13. What does the term WAN refer to?
A. A long-distance connection between geographically distant networks.
B. A device that connects multiple other devices in a network.
C. A network on a building or limited geographical area.
D. A tool to manage and control network traffic, as well as to protect the network.
Answer: A. A long-distance connection between geographically distant networks.
Explanation: A long-distance connection between geographically distant networks is called a wide area network (WAN).
14. Which of these is a type of detective security control?
A. Encryption
B. Guidelines
C. Intrusion Detection System
D. Patches
Answer: C. Intrusion Detection System
Explanation: Intrusion Detection System (IDS) are detective security controls that monitors the given system for unwanted activity.
15. Which of the following OSI layers is responsible for establishing, maintaining, and terminating connections between different devices on a network?
A. Physical Layer
B. Session Layer
C. Application Layer
D. Transport Layer
Answer: B. Session Layer
Explanation: The session layer of OSI model is responsible for establishing, maintaining, and terminating connections between different devices on a network.
Read Also: Top 100 Must-Know Questions to Pass Your ISC2 CC Exam Set-3
16. Which of the following statements about IPV6 is NOT true?
A. IPv6 can have an insecure version
B. IPv6 does not include network address translation (NAT)
C. IPv6 traffic may bypass many existing IPv4 security tools
D. Assigning static address less useful for IPv6 address
Answer: A. IPv6 can have an insecure version
Explanation: IPv6 address doesn’t have any insecure version but the IPv4 has unsecure version.
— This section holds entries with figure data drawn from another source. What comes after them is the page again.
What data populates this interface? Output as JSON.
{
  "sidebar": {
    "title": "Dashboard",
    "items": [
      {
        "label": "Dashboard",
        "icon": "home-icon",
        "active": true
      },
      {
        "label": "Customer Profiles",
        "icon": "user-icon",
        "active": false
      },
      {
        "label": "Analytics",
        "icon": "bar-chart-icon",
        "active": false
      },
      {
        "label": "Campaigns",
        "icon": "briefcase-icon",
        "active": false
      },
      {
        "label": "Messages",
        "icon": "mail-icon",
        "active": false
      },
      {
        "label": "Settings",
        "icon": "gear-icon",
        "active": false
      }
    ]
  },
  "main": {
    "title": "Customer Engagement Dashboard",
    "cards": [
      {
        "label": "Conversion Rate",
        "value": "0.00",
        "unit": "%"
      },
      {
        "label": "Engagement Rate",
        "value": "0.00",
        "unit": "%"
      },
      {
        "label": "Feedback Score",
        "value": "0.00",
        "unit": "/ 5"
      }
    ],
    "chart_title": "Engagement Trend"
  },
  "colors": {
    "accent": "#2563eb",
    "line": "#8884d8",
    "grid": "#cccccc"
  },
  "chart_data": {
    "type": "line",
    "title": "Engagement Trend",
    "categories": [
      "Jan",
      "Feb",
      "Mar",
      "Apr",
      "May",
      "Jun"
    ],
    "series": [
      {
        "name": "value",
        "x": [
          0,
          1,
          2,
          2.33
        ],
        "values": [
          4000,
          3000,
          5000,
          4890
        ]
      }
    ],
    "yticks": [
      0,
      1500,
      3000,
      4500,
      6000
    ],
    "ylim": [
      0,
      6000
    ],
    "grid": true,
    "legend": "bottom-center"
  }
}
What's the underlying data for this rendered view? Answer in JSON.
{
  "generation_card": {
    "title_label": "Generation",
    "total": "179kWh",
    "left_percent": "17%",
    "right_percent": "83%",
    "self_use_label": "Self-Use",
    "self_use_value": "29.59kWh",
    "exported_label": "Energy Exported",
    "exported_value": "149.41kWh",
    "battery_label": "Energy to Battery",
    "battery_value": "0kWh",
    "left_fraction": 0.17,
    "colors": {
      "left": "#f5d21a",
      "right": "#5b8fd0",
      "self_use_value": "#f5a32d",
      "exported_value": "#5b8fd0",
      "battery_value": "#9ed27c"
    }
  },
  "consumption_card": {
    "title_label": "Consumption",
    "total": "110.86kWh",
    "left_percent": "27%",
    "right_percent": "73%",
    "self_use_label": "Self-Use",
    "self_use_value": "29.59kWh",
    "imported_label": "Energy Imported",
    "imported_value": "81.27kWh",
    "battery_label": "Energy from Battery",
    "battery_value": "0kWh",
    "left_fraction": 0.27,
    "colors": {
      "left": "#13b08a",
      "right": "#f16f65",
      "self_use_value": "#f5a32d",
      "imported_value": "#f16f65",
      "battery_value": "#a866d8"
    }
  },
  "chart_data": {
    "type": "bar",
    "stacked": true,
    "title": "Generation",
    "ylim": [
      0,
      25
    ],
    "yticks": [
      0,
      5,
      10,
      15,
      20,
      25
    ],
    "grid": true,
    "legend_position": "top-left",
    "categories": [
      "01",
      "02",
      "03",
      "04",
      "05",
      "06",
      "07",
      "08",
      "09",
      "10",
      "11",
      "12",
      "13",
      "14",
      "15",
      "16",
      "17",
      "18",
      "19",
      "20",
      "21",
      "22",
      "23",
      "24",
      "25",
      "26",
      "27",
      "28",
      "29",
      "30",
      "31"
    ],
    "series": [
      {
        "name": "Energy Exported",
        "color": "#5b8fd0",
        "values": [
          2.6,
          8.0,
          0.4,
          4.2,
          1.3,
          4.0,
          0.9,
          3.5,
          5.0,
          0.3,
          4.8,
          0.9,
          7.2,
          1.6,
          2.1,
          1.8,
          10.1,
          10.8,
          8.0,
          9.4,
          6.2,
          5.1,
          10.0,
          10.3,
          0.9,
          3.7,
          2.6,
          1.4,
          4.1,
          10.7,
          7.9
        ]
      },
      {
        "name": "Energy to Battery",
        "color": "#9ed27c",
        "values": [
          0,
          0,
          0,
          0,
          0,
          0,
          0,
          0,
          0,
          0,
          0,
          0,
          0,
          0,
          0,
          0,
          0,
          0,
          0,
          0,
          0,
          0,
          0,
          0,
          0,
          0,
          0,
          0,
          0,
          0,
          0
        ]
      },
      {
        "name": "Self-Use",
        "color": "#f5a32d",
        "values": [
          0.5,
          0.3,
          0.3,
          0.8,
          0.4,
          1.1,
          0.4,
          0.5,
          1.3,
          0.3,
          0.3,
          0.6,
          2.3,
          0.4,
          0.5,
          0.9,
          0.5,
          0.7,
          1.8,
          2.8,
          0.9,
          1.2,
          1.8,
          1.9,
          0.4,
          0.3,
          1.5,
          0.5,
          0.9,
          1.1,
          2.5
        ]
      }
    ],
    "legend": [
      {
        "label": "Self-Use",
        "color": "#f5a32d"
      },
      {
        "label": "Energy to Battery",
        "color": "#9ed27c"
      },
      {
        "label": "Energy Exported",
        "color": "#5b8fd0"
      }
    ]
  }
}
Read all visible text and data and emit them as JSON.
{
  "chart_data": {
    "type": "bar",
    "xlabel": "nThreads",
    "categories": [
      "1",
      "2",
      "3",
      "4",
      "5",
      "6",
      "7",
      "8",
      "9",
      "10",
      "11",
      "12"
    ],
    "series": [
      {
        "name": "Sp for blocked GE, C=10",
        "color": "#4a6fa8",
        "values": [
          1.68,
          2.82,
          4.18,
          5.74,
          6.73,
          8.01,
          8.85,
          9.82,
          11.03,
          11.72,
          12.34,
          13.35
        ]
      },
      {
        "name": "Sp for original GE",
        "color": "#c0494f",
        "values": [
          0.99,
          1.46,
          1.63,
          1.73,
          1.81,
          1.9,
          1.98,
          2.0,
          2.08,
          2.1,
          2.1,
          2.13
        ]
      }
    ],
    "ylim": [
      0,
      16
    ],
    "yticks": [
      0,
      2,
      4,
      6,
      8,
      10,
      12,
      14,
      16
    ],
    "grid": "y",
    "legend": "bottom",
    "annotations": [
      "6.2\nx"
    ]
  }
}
17. Which of these is an example of technical access control?
A. Firewalls
B. Turnstiles
C. Movement sensors
D. Bollards
Answer: A. Firewalls
Explanation: Firewalls are network devices used to filter network traffic. So it is considered as technical control.
18. Which cloud service model provides access to their customers, typically on a subscription-based or pay-per-use model?
A. PaaS
B. IaaS
C. SLA
D. SaaS
Answer: D. SaaS
Explanation: Software as a service (SaaS) is a model that provides customers with access to software applications, typically on a subscription-based or pay-per-use model.
19. Which of the following cloud service models provides a platform for building, deploying, and managing applications?
A. Infrastructure as a Service
B. Platform as a Service
C. Software as a Service
D. Applications as a Service
Answer: B. Platform as a Service
Explanation: Platform as a Service (PaaS) is a cloud service models provides a platform for building, deploying, and managing applications.
20. Which of the following IP addresses is commonly reserved for the network itself?
A. 192.168.20.1
B. 192.152.0.20
C. 192.299.20.0
D. 192.121.20.255
Answer: C. 192.299.20.0
Explanation: IP addresses ending with zero are reserved to represent the network itself and not a specific device on that network.